USB disks are used more and more and almost nobody thinks about how a USB drive is attached to the computer. You plugin your disk and it works. When you are done you get your drive and move on. When using windows or most of the Linux GUI driven systems there is nothing to think about. However, if you run a couple of commandline only Linux systems you have to do more than only plugin your USB cable. However, it is not very hard to do this from a Linux shell in a manual way. Basicly it is the same as mounting a new drive or network drive on your system.

The trick is to find out where the drive is mounted under /dev and then mount it at a location on your system by using the standard commands you are used to.

When you attache your USb drive to the system it can be good to have a tail -f running on your /var/log/messsages.
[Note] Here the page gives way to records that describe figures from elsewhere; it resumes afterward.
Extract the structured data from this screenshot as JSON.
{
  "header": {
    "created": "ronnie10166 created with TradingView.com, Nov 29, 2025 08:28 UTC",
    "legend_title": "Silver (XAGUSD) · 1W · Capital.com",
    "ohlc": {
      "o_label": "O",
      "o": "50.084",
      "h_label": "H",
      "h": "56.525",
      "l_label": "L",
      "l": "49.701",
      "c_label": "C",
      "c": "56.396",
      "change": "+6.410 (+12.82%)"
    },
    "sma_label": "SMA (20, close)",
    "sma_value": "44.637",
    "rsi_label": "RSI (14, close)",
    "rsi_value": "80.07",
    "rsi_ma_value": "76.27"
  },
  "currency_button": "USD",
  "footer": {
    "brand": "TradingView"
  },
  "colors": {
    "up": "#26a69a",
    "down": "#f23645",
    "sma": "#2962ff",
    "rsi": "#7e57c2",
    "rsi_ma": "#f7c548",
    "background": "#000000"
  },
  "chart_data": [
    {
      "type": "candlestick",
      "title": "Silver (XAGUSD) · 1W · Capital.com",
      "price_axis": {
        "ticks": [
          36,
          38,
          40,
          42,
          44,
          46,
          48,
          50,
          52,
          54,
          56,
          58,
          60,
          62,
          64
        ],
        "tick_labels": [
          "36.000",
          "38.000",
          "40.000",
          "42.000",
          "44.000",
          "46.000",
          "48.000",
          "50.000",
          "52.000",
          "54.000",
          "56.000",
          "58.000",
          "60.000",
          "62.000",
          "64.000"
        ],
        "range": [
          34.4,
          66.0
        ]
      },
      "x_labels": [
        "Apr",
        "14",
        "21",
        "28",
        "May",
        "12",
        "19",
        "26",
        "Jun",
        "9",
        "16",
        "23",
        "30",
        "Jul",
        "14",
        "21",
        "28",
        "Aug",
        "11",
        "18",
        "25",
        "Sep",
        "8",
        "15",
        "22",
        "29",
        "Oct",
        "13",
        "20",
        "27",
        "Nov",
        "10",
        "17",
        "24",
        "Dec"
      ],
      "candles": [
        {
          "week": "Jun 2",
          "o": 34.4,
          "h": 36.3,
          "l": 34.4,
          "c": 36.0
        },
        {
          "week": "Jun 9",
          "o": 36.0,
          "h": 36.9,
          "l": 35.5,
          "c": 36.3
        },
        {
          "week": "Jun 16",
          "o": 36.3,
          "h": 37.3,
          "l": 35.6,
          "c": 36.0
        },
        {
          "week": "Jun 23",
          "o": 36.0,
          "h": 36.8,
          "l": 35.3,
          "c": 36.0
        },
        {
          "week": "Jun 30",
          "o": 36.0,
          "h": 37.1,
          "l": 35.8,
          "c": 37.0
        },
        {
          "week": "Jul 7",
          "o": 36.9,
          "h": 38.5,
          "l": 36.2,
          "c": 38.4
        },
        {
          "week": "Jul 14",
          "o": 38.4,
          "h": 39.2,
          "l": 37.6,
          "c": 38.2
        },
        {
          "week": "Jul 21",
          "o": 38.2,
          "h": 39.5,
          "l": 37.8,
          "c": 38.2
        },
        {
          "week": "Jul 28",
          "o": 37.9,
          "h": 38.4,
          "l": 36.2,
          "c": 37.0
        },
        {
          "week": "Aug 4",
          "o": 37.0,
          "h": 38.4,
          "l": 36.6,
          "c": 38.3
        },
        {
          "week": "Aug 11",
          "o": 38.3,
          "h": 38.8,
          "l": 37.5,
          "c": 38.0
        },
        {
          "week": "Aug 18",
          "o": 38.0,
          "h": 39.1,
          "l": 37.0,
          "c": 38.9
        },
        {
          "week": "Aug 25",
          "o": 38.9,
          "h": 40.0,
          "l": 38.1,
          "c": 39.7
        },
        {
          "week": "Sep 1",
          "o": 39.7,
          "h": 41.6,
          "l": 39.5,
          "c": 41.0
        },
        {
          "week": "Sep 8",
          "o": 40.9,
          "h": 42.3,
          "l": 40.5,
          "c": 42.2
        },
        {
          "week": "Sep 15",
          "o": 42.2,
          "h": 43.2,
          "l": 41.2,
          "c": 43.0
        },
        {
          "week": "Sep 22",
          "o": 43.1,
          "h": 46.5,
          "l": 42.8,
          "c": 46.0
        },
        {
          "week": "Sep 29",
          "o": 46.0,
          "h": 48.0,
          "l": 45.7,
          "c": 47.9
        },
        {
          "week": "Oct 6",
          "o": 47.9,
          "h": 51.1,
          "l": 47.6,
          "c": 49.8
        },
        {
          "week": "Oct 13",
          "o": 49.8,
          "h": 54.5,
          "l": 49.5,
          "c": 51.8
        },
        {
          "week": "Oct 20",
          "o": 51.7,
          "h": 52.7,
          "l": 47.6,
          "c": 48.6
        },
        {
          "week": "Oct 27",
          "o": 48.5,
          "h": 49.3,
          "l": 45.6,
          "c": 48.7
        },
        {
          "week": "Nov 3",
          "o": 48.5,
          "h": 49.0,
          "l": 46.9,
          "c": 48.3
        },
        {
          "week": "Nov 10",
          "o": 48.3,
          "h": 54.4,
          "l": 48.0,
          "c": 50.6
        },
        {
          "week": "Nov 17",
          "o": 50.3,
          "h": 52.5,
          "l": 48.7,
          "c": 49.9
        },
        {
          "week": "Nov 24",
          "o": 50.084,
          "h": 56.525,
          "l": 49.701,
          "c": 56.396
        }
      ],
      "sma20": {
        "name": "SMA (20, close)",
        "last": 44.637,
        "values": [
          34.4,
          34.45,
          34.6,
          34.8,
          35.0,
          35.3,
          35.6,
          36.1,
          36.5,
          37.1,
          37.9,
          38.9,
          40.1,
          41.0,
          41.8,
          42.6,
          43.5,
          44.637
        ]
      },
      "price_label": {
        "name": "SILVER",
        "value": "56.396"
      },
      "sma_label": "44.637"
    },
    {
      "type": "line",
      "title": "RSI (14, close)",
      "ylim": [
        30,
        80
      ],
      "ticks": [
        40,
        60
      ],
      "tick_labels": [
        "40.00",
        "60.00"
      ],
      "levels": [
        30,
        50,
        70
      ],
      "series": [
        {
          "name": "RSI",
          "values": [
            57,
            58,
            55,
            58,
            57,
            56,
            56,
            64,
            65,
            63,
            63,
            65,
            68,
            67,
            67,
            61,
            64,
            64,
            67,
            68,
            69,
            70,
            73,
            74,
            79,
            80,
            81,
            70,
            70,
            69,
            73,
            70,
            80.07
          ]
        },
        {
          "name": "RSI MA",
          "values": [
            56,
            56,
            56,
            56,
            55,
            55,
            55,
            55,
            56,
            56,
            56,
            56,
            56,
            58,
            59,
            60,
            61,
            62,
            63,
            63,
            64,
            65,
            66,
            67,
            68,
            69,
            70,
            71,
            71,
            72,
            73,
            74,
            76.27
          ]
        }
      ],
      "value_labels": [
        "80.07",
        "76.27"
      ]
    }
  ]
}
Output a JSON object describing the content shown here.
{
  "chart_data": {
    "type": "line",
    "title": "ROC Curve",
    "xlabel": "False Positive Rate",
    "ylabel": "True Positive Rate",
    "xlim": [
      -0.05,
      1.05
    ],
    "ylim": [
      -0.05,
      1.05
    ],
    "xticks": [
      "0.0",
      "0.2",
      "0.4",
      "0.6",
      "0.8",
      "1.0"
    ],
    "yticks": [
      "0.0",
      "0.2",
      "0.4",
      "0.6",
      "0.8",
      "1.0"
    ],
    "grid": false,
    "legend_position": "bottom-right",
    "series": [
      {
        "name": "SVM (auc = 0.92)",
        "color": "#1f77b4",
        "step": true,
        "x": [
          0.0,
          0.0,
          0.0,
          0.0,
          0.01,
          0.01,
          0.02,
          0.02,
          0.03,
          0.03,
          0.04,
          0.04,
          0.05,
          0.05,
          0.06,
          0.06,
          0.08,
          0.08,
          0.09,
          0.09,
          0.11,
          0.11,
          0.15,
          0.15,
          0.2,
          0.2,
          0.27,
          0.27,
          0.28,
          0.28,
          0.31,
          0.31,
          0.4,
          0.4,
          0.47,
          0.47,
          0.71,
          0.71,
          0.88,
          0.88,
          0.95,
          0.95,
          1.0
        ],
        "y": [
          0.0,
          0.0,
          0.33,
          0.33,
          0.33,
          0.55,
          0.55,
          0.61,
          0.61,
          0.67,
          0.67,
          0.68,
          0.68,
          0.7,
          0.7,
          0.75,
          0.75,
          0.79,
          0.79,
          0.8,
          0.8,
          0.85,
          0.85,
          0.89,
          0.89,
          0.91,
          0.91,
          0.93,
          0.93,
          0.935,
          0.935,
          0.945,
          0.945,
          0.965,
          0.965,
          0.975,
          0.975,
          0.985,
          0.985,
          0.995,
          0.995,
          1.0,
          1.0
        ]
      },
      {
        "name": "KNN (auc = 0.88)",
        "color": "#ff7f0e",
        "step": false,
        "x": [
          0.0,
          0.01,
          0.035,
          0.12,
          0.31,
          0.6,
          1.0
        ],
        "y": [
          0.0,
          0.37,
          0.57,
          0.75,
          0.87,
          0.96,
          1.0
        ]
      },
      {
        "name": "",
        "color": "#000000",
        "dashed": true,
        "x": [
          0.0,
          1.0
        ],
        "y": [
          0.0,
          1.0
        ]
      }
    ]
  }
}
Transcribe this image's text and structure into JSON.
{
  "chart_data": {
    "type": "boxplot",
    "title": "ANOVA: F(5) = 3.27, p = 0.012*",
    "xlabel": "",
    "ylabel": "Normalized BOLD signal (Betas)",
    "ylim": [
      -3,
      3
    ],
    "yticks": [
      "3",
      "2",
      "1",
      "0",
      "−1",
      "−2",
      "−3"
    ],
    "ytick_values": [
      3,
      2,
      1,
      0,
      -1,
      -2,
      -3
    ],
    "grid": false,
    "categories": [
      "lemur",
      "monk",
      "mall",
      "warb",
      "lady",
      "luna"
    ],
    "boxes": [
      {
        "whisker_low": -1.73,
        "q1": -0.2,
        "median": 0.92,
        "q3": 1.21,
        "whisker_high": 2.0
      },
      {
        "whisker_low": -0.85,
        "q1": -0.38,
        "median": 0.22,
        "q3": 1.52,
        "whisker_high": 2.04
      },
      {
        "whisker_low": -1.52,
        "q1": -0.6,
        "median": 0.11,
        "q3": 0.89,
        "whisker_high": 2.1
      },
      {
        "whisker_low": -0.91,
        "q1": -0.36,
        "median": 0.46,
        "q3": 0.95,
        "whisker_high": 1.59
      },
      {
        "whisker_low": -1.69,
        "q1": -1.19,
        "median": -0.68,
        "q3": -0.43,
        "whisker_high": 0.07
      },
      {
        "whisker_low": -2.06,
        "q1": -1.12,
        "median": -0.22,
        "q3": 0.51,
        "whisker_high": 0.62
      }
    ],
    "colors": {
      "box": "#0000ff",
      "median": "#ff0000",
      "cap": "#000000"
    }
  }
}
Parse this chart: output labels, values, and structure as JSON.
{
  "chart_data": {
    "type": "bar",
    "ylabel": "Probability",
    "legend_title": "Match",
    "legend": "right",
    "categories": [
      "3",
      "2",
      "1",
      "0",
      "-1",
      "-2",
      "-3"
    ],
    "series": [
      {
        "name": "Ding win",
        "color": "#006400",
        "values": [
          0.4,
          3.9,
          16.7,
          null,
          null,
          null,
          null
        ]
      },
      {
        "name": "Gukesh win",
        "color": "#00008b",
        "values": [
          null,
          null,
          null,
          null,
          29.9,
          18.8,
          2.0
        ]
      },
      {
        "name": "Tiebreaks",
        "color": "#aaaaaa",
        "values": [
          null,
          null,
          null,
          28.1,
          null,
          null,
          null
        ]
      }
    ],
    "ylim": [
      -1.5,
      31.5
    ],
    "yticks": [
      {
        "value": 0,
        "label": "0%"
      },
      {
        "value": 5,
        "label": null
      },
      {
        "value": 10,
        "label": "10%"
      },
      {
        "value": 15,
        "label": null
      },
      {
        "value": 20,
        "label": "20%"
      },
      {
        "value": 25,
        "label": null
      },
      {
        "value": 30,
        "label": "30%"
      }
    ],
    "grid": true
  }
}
You will find a message somthing like the one below when you attache your drive.


Sep 16 17:26:09 homebox00 kernel: [2063013.339435] usb 4-1: new high speed USB device using ehci_hcd and address 4
Sep 16 17:26:10 homebox00 kernel: [2063013.472602] usb 4-1: configuration #1 chosen from 1 choice
Sep 16 17:26:10 homebox00 kernel: [2063013.476190] scsi4 : SCSI emulation for USB Mass Storage devices
Sep 16 17:26:10 homebox00 kernel: [2063013.477177] usb 4-1: New USB device found, idVendor=1058, idProduct=1001
Sep 16 17:26:10 homebox00 kernel: [2063013.477849] usb 4-1: New USB device strings: Mfr=1, Product=2, SerialNumber=3
Sep 16 17:26:10 homebox00 kernel: [2063013.478958] usb 4-1: Product: External HDD
Sep 16 17:26:10 homebox00 kernel: [2063013.479588] usb 4-1: Manufacturer: Western Digital
Sep 16 17:26:10 homebox00 kernel: [2063013.480205] usb 4-1: SerialNumber: 574341553433383836343732
Sep 16 17:26:15 homebox00 kernel: [2063018.486535] scsi 4:0:0:0: Direct-Access WD 10EAVS External 1.05 PQ: 0 ANSI: 4
Sep 16 17:26:15 homebox00 kernel: [2063018.504738] sd 4:0:0:0: [sda] 1953525168 512-byte hardware sectors (1000205 MB)
Sep 16 17:26:15 homebox00 kernel: [2063018.506813] sd 4:0:0:0: [sda] Write Protect is off
Sep 16 17:26:15 homebox00 kernel: [2063018.509230] sd 4:0:0:0: [sda] 1953525168 512-byte hardware sectors (1000205 MB)
Sep 16 17:26:15 homebox00 kernel: [2063018.511297] sd 4:0:0:0: [sda] Write Protect is off
Sep 16 17:26:15 homebox00 kernel: [2063018.512656] sda: unknown partition table
Sep 16 17:26:15 homebox00 kernel: [2063018.518501] sd 4:0:0:0: [sda] Attached SCSI disk


From this you can see that the new drive is at /dev/sda . At the system I am attaching this drive I have a directory at /storage/disk0 and I will use this location to mount the USB drive.

You can now simply use the below command:
mount /dev/sda /storage/disk0

If you do a df -h you will see the new drive attached to your /storage/disk0 location. This can be any other location you want.